When to use FILESTREAM?
When applications need to store large files i.e. larger than 1 MB and also don’t want to affect database performance in reading the data, the use of FILESTREAM will provide a better solution. Also one can use this for developing applications that use a middle tier for application logic.
For smaller files, still one can safely store in columns with datatype varbinary(max) BLOBs in the database which would provide better streaming performance for small files.
Advantages
FILESTREAM enables the database to store un-structured (files, documents, images, videos etc) data on the file systems and still use the SQL SERVER Engine.
It uses Windows API’s for streaming the files.
When manipulating files, instead of using the SQL server cache, it uses Windows system cache.
SQL Server backup and recovery models support these files also along with the database. Only a single backup command is issued to back up the database and the FILESTREAM data.
All insert, update, delete, search queries will also work for this unstructured data.
FILESTREAM data is secured by granting permissions at the table or column level, similar to the manner in which any other data is secured. Only if you have permissions to the FILESTREAM column in a table, you can access its associated files.

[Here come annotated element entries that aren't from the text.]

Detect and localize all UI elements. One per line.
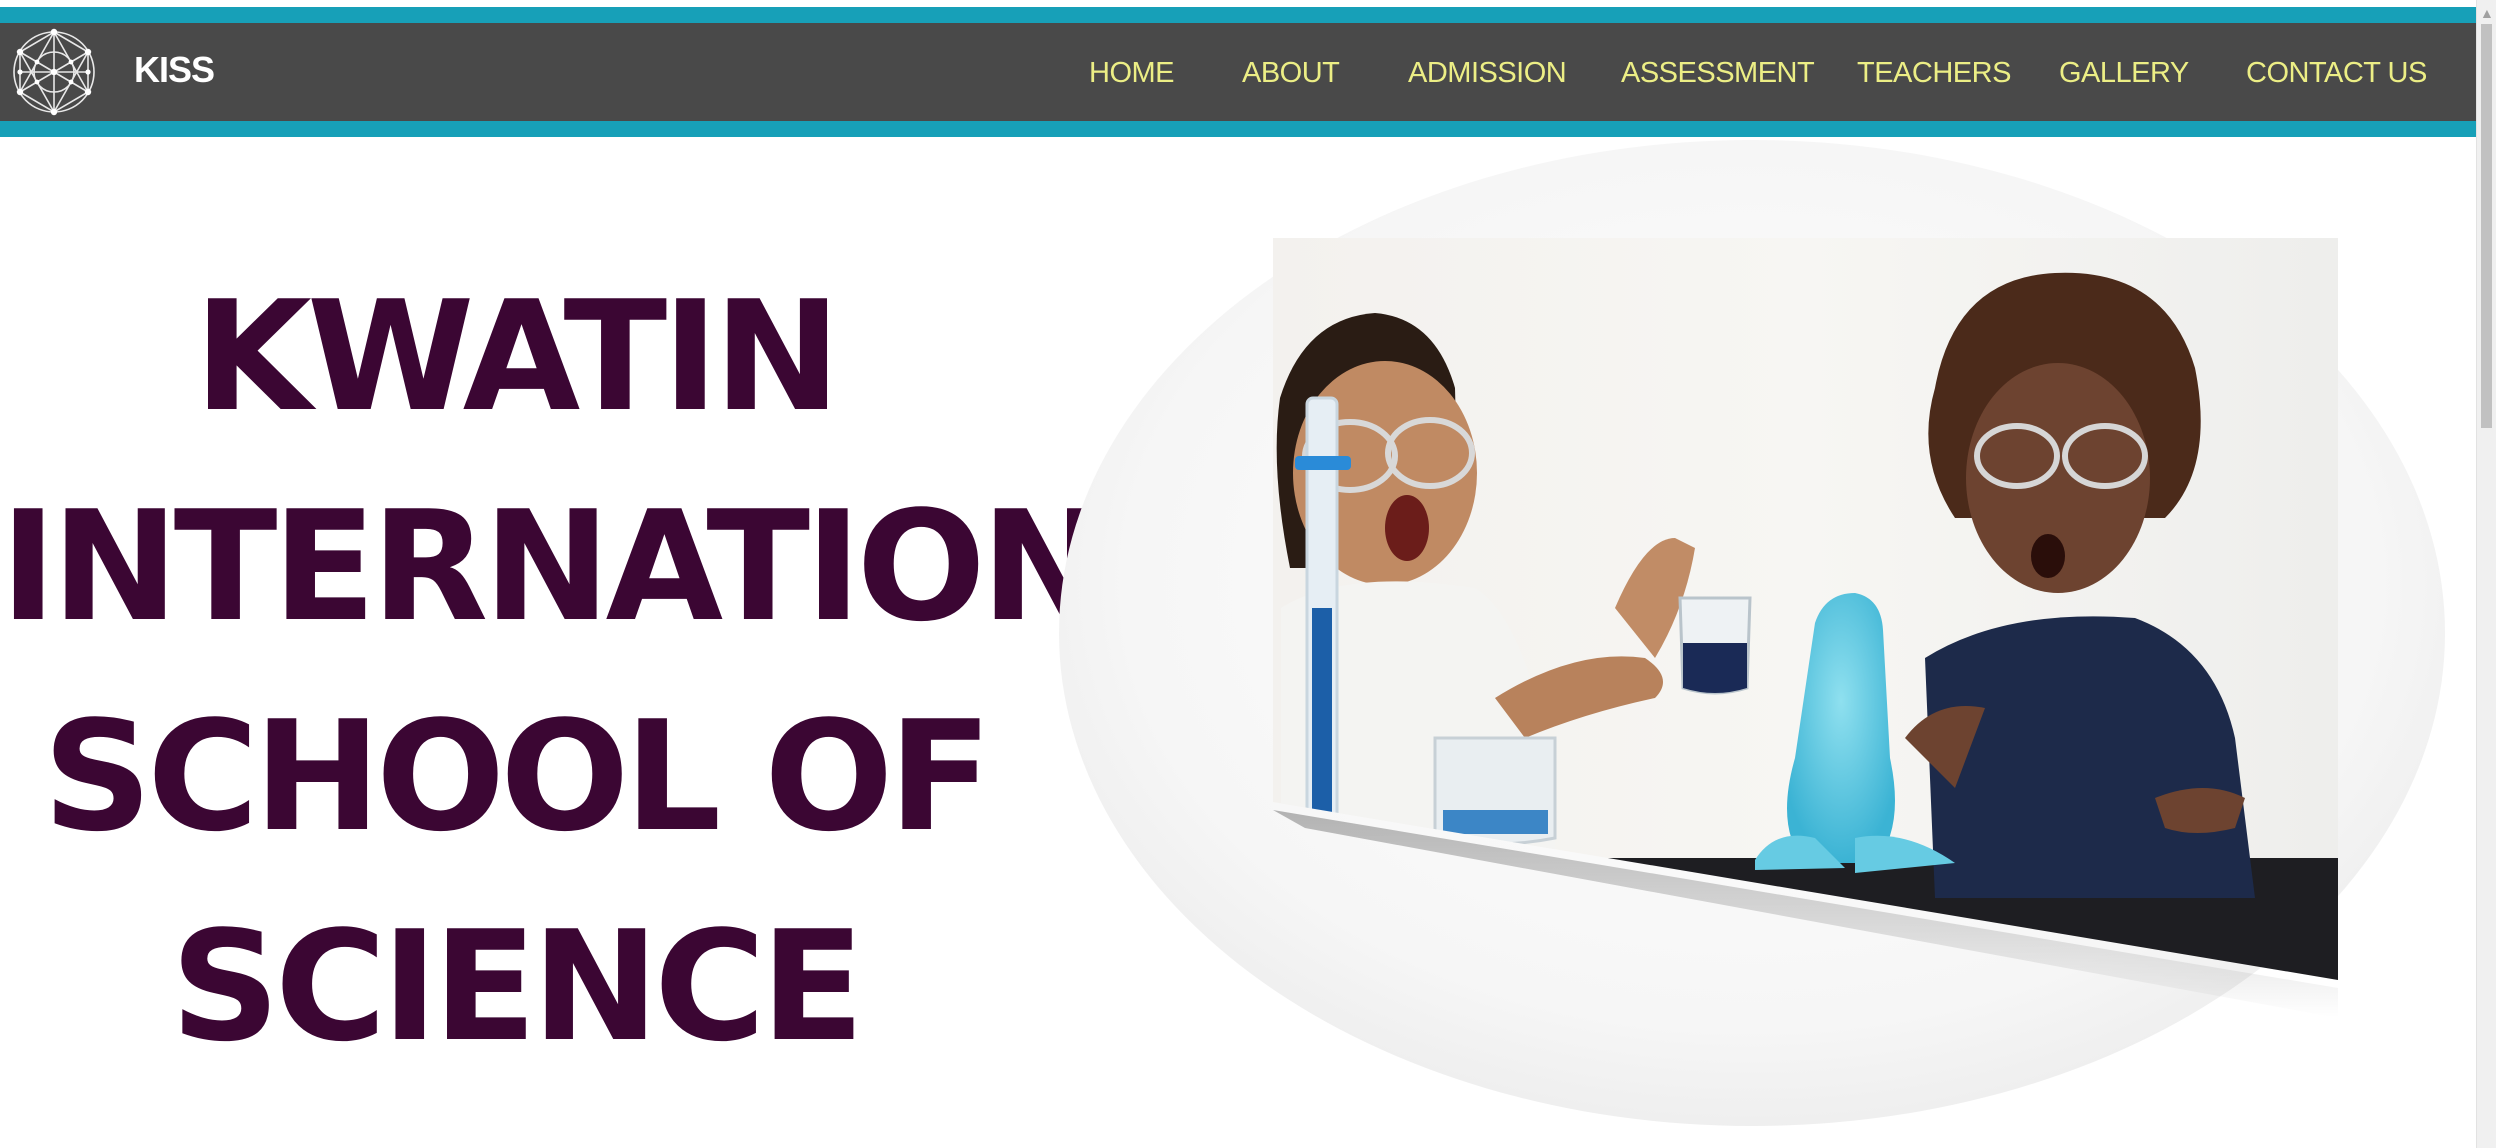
navbar: KISS HOME ABOUT ADMISSION ASSESSMENT TEA… [0,7,2476,137]
scrollbar[interactable]: ▲ [2476,0,2496,1148]
nav-admission[interactable]: ADMISSION [1408,57,1567,90]
network-globe-icon[interactable] [10,25,98,119]
nav-about[interactable]: ABOUT [1242,57,1340,90]
scroll-up-arrow-icon[interactable]: ▲ [2480,6,2494,20]
nav-home[interactable]: HOME [1089,57,1175,90]
hero-image [1059,140,2445,1126]
hero-title-line: SCIENCE [170,897,864,1075]
scroll-thumb[interactable] [2481,24,2492,428]
hero-title-line: KWATIN [194,267,841,445]
hero-title-line: SCHOOL OF [42,687,992,865]
nav-contact-us[interactable]: CONTACT US [2246,57,2427,90]
nav-teachers[interactable]: TEACHERS [1857,57,2011,90]
top-stripe [0,0,2476,7]
nav-assessment[interactable]: ASSESSMENT [1621,57,1815,90]
brand-link[interactable]: KISS [134,49,215,91]
nav-gallery[interactable]: GALLERY [2059,57,2189,90]
hero-title-line: INTERNATIONAL [0,477,1313,655]
hero-title: KWATIN INTERNATIONAL SCHOOL OF SCIENCE [0,252,1313,1092]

In SQL Server, FILESTREAM data is secured just like other data is secured: by granting permissions at the table or column levels. If a user has permission to the FILESTREAM column in a table, the user can open the associated files.
Disadvantages
FILESTREAM does not currently support in-place updates. Therefore an update to a column with the FILESTREAM attribute is implemented by creating a new zero-byte file, which then has the entire new data value written to it. When the update is committed, the file pointer is then changed to point to the new file, leaving the old file to be deleted at garbage collection time. This happens at a checkpoint for simple recovery, and at a backup or log backup.
Limitations
Database mirroring cannot be configured on databases with FILESTEAM data.
Database snapshots are not supported for FILESTEAM data.
Native encryption is not possible by SQL SERVER for FILESTREAM data.
Conclusion
This article has explained about the new FILESTREAM datatype of SQL SERVER 2008 which provides easy way to maintain unstructured data along with the structured data as it uses Windows API to store files and manages the data into SQL SERVER database. As explained in the article FILESTREAM is easy to understand and implement in applications.